Run OCR on the document first, remove any password protection, and check that the report explicitly states a whole person impairment percentage.

WPI values are wrong or off by a decimal

Likely Causes

  • Low-quality scan caused OCR to misread digits (e.g., 10% read as 1%)
  • The PDF has multiple WPI tables and the AI picked the preliminary rather than the final value

Fix

Manually correct the extracted WPI in the data panel before rating. Compare against the specific page and paragraph in the report.

Occupation group is incorrect

Likely Causes

  • The report describes the job by title without a PDRS group number
  • The job title maps ambiguously to multiple occupation groups

Fix

Override the occupation group in the extraction panel. Look up the correct group in the PDRS Occupational Variant table.

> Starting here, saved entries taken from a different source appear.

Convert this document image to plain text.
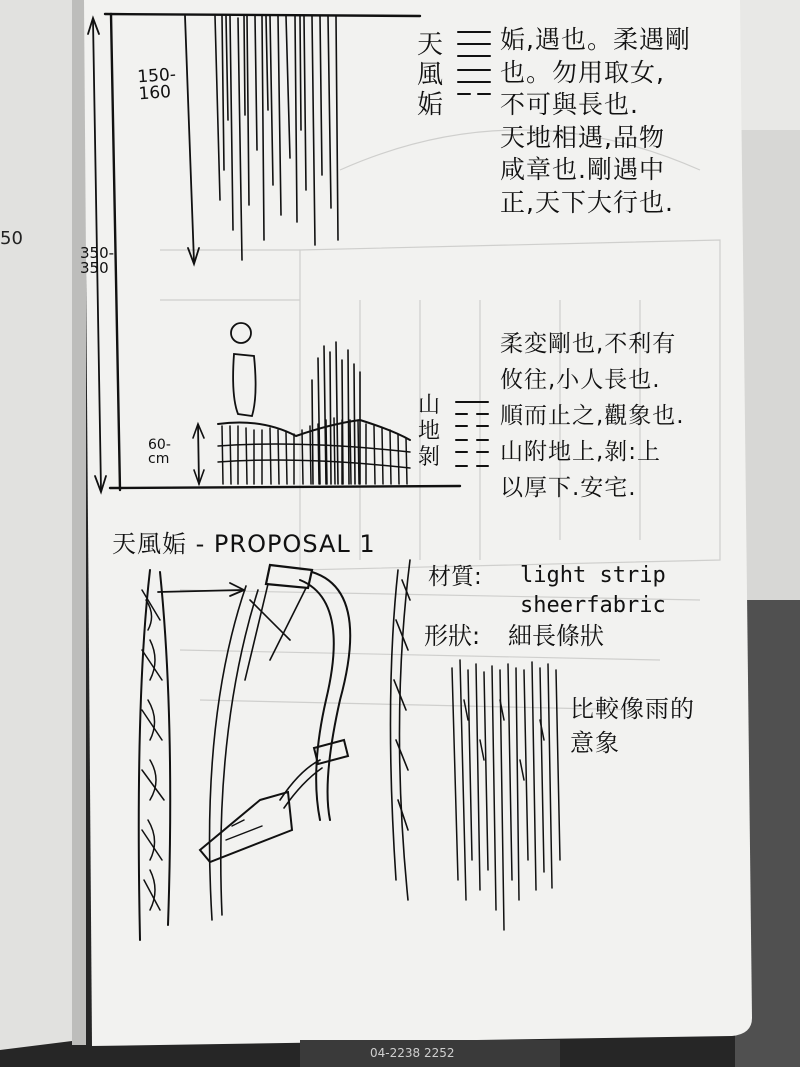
50
150-
160
350-
350
60-
cm
天風姤
姤,遇也。柔遇剛
也。勿用取女,
不可與長也.
天地相遇,品物
咸章也.剛遇中
正,天下大行也.
山地剝
柔変剛也,不利有
攸往,小人長也.
順而止之,觀象也.
山附地上,剝:上
以厚下.安宅.
天風姤 - PROPOSAL 1
材質: light strip
sheerfabric
形狀: 細長條狀
比較像雨的
意象
04-2238 2252
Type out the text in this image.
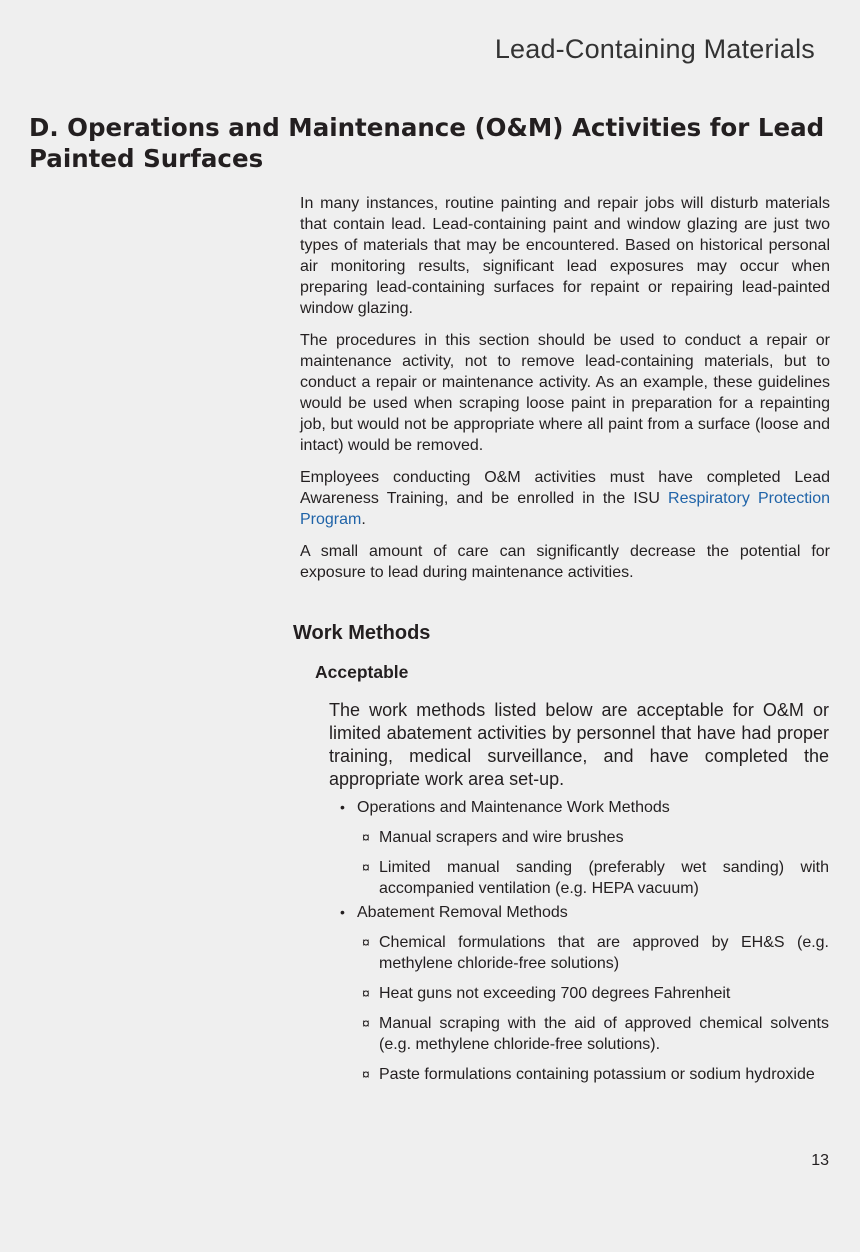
Lead-Containing Materials
D. Operations and Maintenance (O&M) Activities for Lead Painted Surfaces

In many instances, routine painting and repair jobs will disturb materials that contain lead. Lead-containing paint and window glazing are just two types of materials that may be encountered. Based on historical personal air monitoring results, significant lead exposures may occur when preparing lead-containing surfaces for repaint or repairing lead-painted window glazing.

The procedures in this section should be used to conduct a repair or maintenance activity, not to remove lead-containing materials, but to conduct a repair or maintenance activity. As an example, these guidelines would be used when scraping loose paint in preparation for a repainting job, but would not be appropriate where all paint from a surface (loose and intact) would be removed.

Employees conducting O&M activities must have completed Lead Awareness Training, and be enrolled in the ISU Respiratory Protection Program.

A small amount of care can significantly decrease the potential for exposure to lead during maintenance activities.

Work Methods
Acceptable

The work methods listed below are acceptable for O&M or limited abatement activities by personnel that have had proper training, medical surveillance, and have completed the appropriate work area set-up.

• Operations and Maintenance Work Methods
¤ Manual scrapers and wire brushes
¤ Limited manual sanding (preferably wet sanding) with accompanied ventilation (e.g. HEPA vacuum)
• Abatement Removal Methods
¤ Chemical formulations that are approved by EH&S (e.g. methylene chloride-free solutions)
¤ Heat guns not exceeding 700 degrees Fahrenheit
¤ Manual scraping with the aid of approved chemical solvents (e.g. methylene chloride-free solutions).
¤ Paste formulations containing potassium or sodium hydroxide
13
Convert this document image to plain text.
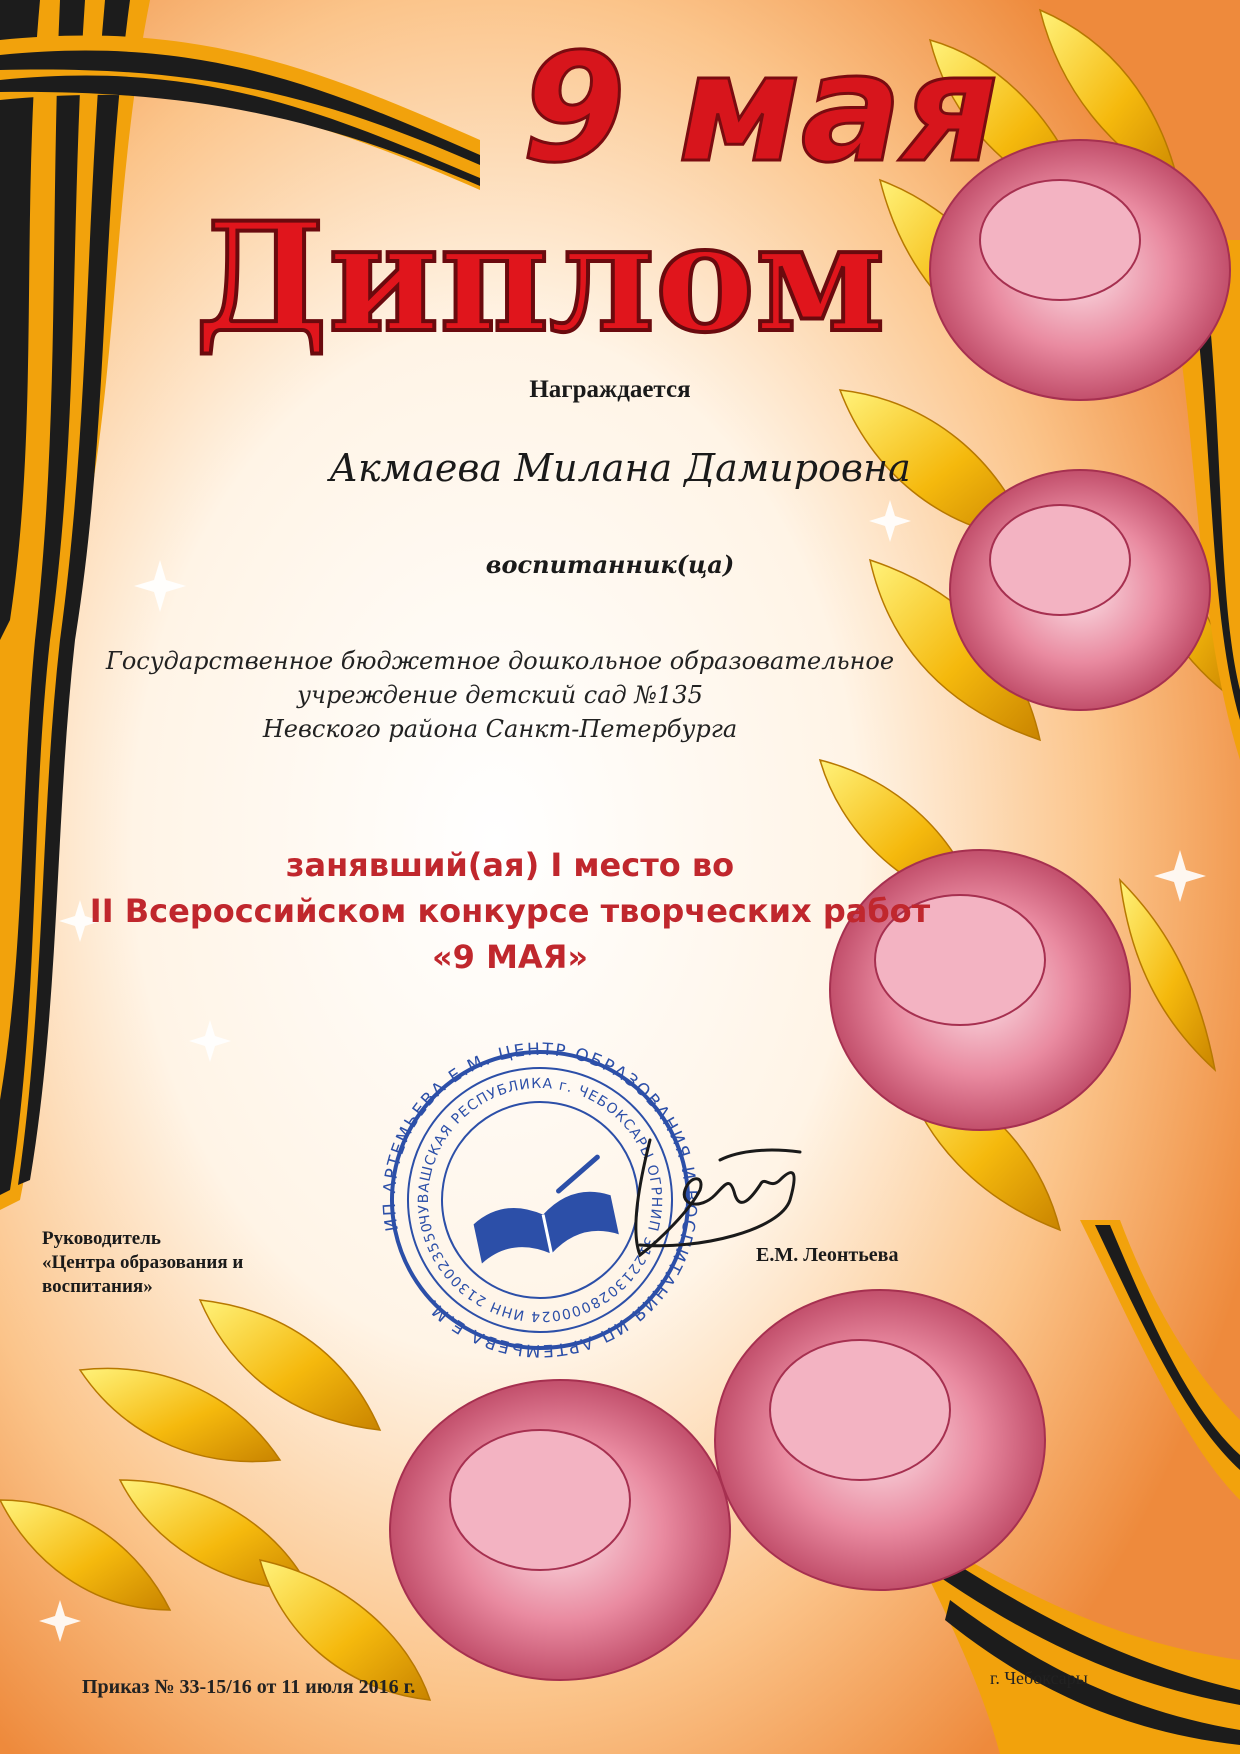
9 мая
Диплом

Награждается

Акмаева Милана Дамировна

воспитанник(ца)

Государственное бюджетное дошкольное образовательное

учреждение детский сад №135

Невского района Санкт-Петербурга

занявший(ая) I место во

II Всероссийском конкурсе творческих работ

«9 МАЯ»

Руководитель

«Центра образования и

воспитания»

ИП АРТЕМЬЕВА Е.М. ЦЕНТР ОБРАЗОВАНИЯ И ВОСПИТАНИЯ ИП АРТЕМЬЕВА Е.М.
ЧУВАШСКАЯ РЕСПУБЛИКА г. ЧЕБОКСАРЫ ОГРНИП 312213028000024 ИНН 213002355052

Е.М. Леонтьева

Приказ № 33-15/16 от 11 июля 2016 г.	г. Чебоксары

Date of injury pulls the wrong year

Likely Causes

  • The report mentions multiple dates (filing date, exam date, injury date) and the AI selected the wrong one
  • The date format in the document is ambiguous (e.g., 01/02/23)

Fix

Correct the date of injury in the extraction panel. This is critical — the wrong year can change which schedule applies (pre- vs. post-SB 863).

Rating seems too high or too low

Likely Causes

  • Apportionment was not captured — the AI defaulted to 100% industrial when the physician apportioned
  • Pain add-on was included or excluded incorrectly
  • Occupation group is wrong

Fix

Review the extracted apportionment and pain add-on values. Check the physician's apportionment language in the report and correct the extracted values before re-rating.